Outcomes from randomized controlled trials (RCTs) inform the latest recommendations on percutaneous coronary intervention (PCI) management of a short period of oral anticoagulation (OAC), a P2Y receptor inhibitor, and aspirin for 1 week or until hospital discharge in patients with atrial fibrillation (AF) undergoing PCI, and up to 4 weeks in individuals considered to be at high-risk for ischemic events, followed by discontinuation of aspirin and continuation of OAC and a P2Y inhibitor for up to 12 months.

METHODS

We examined and summarized the outcomes of bleeding and major adverse cardiac events (MACEs) from RCTs and meta-analyses, published between 2013 and 2022, comparing therapy with OAC and a P2Y inhibitor with and without aspirin in AF patients undergoing PCI with stenting.

RESULTS

Data comparing dual therapy with OAC and a P2Y inhibitor alone to triple therapy with OAC, a P2Y inhibitor, and aspirin with respect to the risks of MACEs, including stent thrombosis within the first 30 days, are underpowered and inconclusive. The addition of aspirin does not appear to be associated with a decreased risk of ischemic events, even in patients with high-risk CHADS-VASc scores, but does significantly increase bleeding hazards.
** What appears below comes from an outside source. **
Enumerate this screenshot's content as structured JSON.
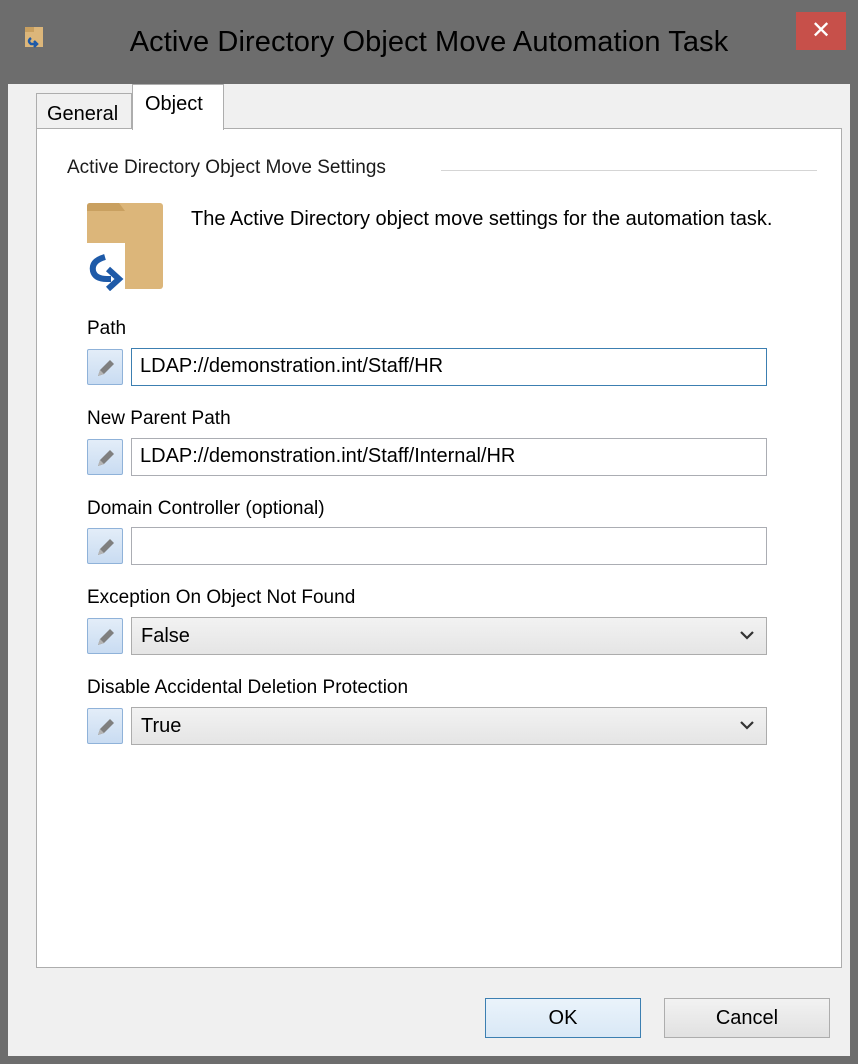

The increased safety of newer generation drug-eluting stents may have further minimized any theoretical anti-ischemic benefits of aspirin. The possible attenuation of the pleiotropic effects of concomitant cardiovascular medications by aspirin may also have been a contributing factor.

CONCLUSION

The addition of aspirin to OAC and a P2Y inhibitor is likely associated with a net clinical harm in patients with AF who undergo PCI with stenting, even within the first 1-4 weeks after PCI. Revisiting the guideline recommendations to administer aspirin in this timeframe may be warranted.